Les cuvées de la confrérie…

Deuxième interview du blog avec Benoit Bail de la confrérie du rhum. Pour ce second essai, Je souhaitais me focaliser uniquement sur les cuvées de la confrérie. Car l’histoire du groupe Facebook, son expansion, etc  beaucoup d’entre vous la connaissent déjà.

Merci donc à Benoit d’avoir bien voulu répondre à mes questions et bonne lecture !

Peux-tu te présenter ainsi que ton groupe facebook ? Non je déconne…

Ahaha! Merci de m’épargner cela une nouvelle fois alors.

Le but de cet article est de se focaliser sur les cuvées de la confrérie. Peux-tu donc nous faire un recap’ de celles-ci ?
Pour moi, il y a le Barbados, Damoiseau, l’arrangé de Ced’, le Longueteau blanc, la Favorite, les deux HSE, le La mauny.. je n’oublie rien ?

Tu les as toutes citées, ne prenant pas réellement en compte la sélection du fleur de canne vieux de Saint-James pour la Belgique, qui n’était pas une cuvée en soit.

On sait que les premières cuvées étaient le souhait des « confrères », mais comment as-tu fait pour trouver ces deux premiers rhums? Et sur quels critères t’es tu basé (prix, provenance)?

Au départ, nous n’étions pas sûrs que cette histoire allait réellement fonctionner. Tout d’abord parce que nous ne sommes pas embouteilleurs, puis surtout parce que nous ne savions pas si tous les confrères demandeurs à l’époque allaient être prêts finalement à mettre la main à la poche ou si nous allions nous retrouver avec des bouteilles payées par nos propres moyens sous les bras.

Nous avons tout de même pris le risque d’investir de « petites » sommes pour acheter du rhum auprès d’un négociant allemand qui est une sous-branche de E&A Scheer aux Pays-Bas. Il proposait des rhums intéressants pour commencer, en quantité « sur mesure », que j’ai ensuite embouteillés moi-même, dans mon ancien atelier, où je produisais les rhums arrangés « Zwazo ».
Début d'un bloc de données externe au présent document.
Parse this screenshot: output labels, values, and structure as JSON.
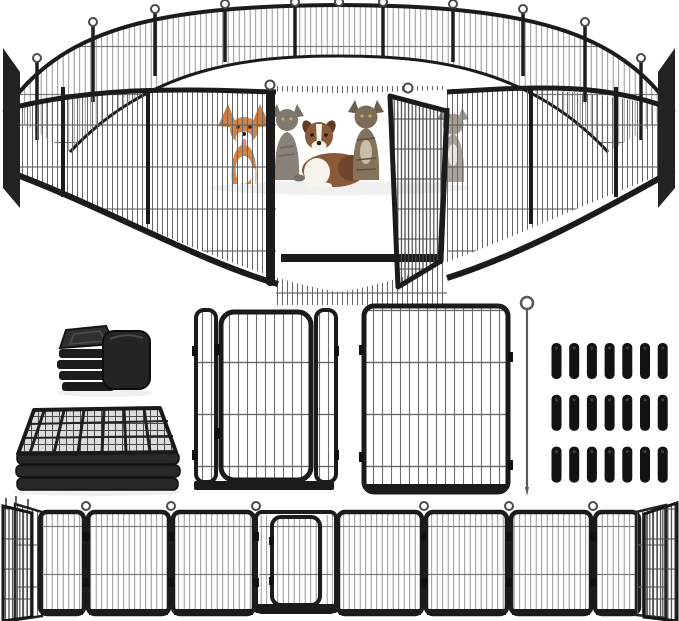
{
  "image": {
    "type": "product-photo",
    "subject": "heavy-duty metal pet playpen set",
    "background": "#ffffff",
    "width": 679,
    "height": 621
  },
  "palette": {
    "frame": "#1b1b1b",
    "wire_light": "#8c8c8c",
    "wire_mid": "#666666",
    "wire_dense": "#454545",
    "corgi": "#d08549",
    "aussie": "#8a5a38",
    "gray_cat": "#81796f",
    "tabby_cat": "#7d6d58",
    "pale_cat": "#a39d93",
    "tongue": "#e08a8a"
  },
  "scene": {
    "assembled_pen": {
      "label": "assembled circular playpen with open gate door",
      "visible_panels": 17,
      "gate_open": true,
      "pets": [
        {
          "id": "corgi",
          "label": "corgi dog"
        },
        {
          "id": "gray-cat",
          "label": "gray cat"
        },
        {
          "id": "australian-shepherd",
          "label": "australian shepherd dog"
        },
        {
          "id": "tabby-cat",
          "label": "long-haired tabby cat"
        },
        {
          "id": "pale-cat",
          "label": "gray and white cat behind open door"
        }
      ]
    },
    "accessories": {
      "end_caps": {
        "label": "rubber square tube end caps",
        "count": 2
      },
      "folded_stack": {
        "label": "stack of folded fence panels"
      },
      "gate_panel": {
        "label": "fence panel with walk-through door"
      },
      "plain_panel": {
        "label": "standard wire fence panel"
      },
      "ground_rod": {
        "label": "ground anchor rod with loop handle"
      },
      "ground_stakes": {
        "label": "ground stakes",
        "count": 21,
        "rows": 3,
        "columns": 7
      }
    },
    "panel_row": {
      "label": "fence panels connected in a straight row with center gate",
      "straight_panels": 7,
      "gate_panels": 1,
      "angled_end_panels": 2,
      "connector_rings": 6
    }
  }
}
En prenant en compte le prix de l’opération, les rhums disponibles pouvant éventuellement nous intéresser et les faibles quantités que nous envisagions pour ce test, nous nous sommes ainsi dirigés vers d’abord un Barbade 2000 de la W.I.R.D., puis ensuite vers un Guadeloupe 1998 de chez Damoiseau.
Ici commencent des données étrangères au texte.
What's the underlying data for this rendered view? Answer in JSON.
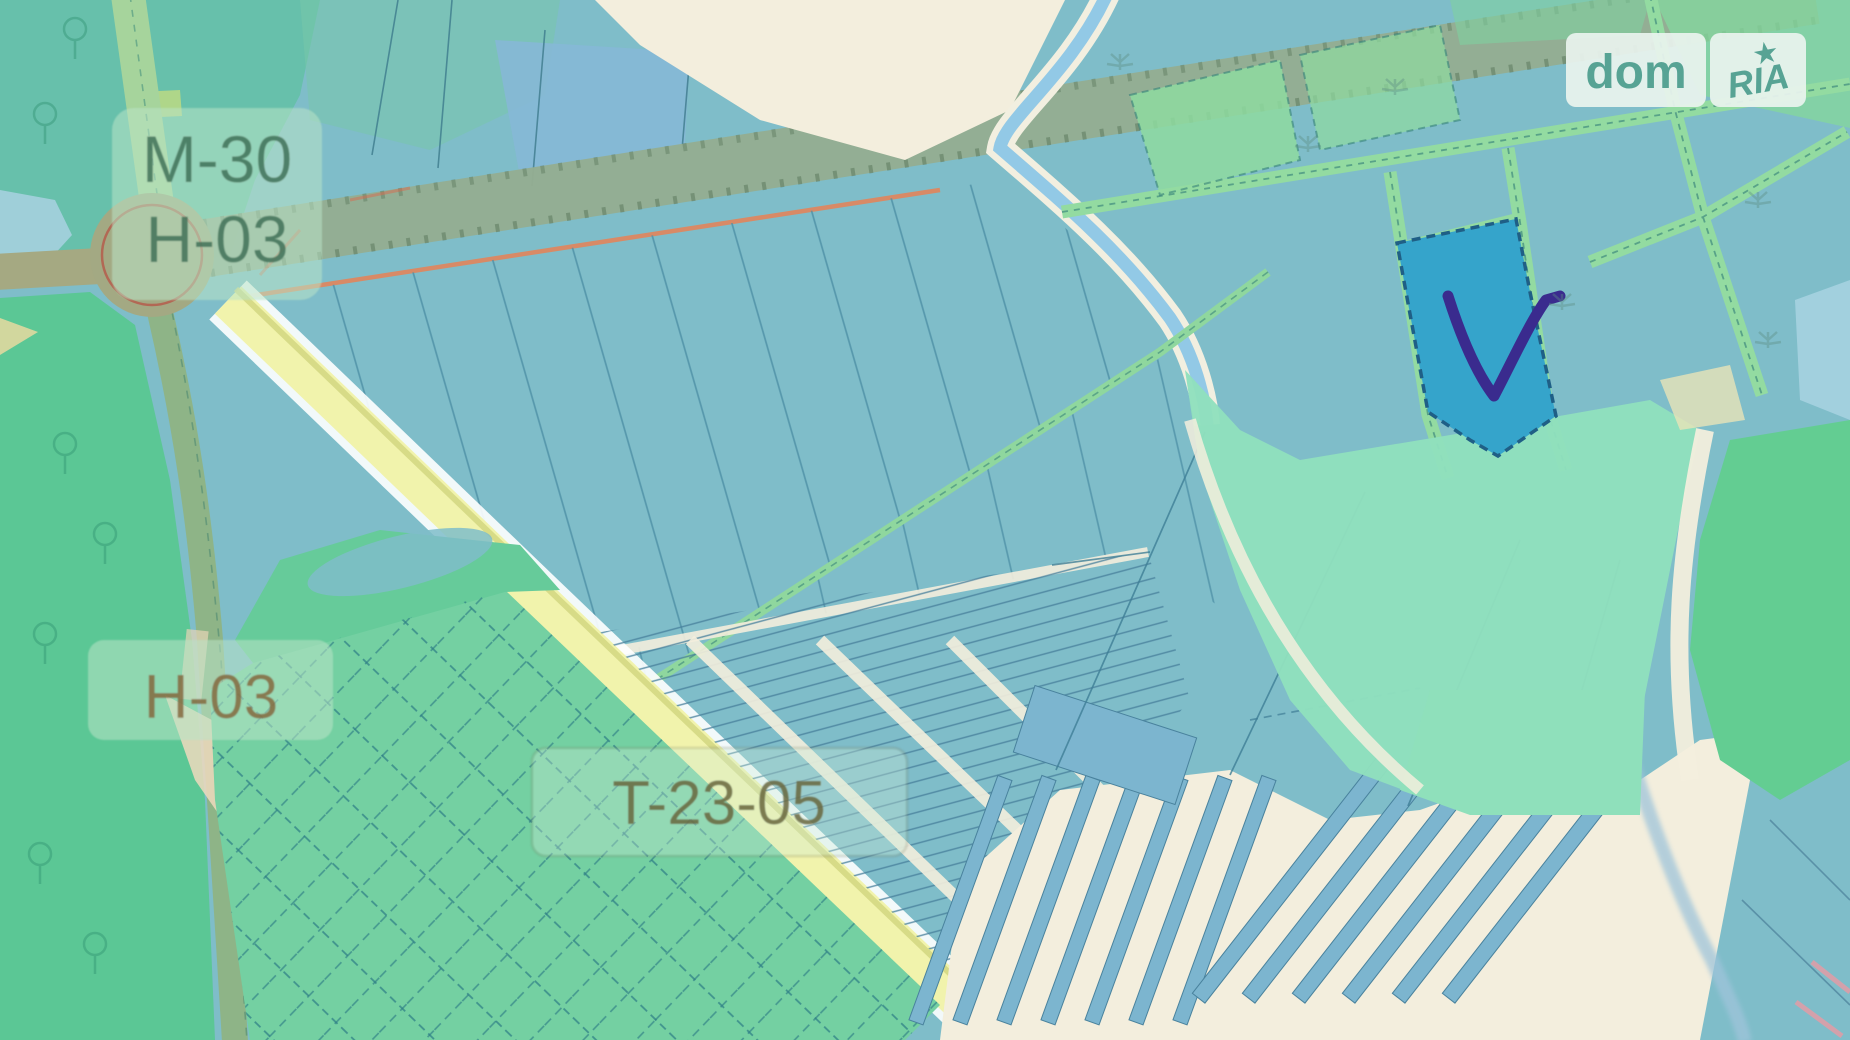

Je pense me rappeler que le succès a été assez immédiat. Les bouteilles coûtaient +- 50e… Comment avez-vous réagi à ce succès? Etait-ce prévu ?

J’avais « traficoté » un site internet avec les moyens du bord à l’époque pour pouvoir vendre ces bouteilles et en effet, le succès a été immédiat. Alors que nous ne savions pas à quoi nous attendre, notre teasing avait l’air de marcher.

Les deux premières cuvées tournaient autour des 50-60 € de mémoire. La Barbade 2000 dont nous comptions un peu plus de 50 bouteilles a été vendue en 4 minutes seulement.

La Damoiseau a mis une vingtaine de minutes pour environ 150 bouteilles.

Ce succès vous a motivé à voir plus grand, avec les singles cask la Favorite. Le temps de tout lancer avec eux, vous sortez 2 cuvées qui sont l’arrangé de Ced’ et le Longueteau. Ici encore, succès immédiat?
Comment s’est passé la sélection de ces deux rhums ?

Alors non, à vrai dire, La Favorite nous avait déjà sollicités pour des cuvées suite aux premières demandes des confrères, bien avant les deux premiers embouteillages.

Malheureusement, notre prise de décision et la mise en place ont pris du temps (2 ans en tout).

Pour ce qui est de toutes les cuvées produites après les deux premiers embouteillages, nous n’avons jamais sollicité personne. Ce sont toujours les producteurs qui se sont dirigés vers nous et nous ont fait des propositions, que nous avons même parfois dû refuser.

Mon ami, Cédric Brément, que je connaissais déjà avant tout cela de par notre activité similaire, a donc été le premier à nous contacter pour nous proposer de faire une cuvée commune à l’occasion de l’anniversaire du groupe.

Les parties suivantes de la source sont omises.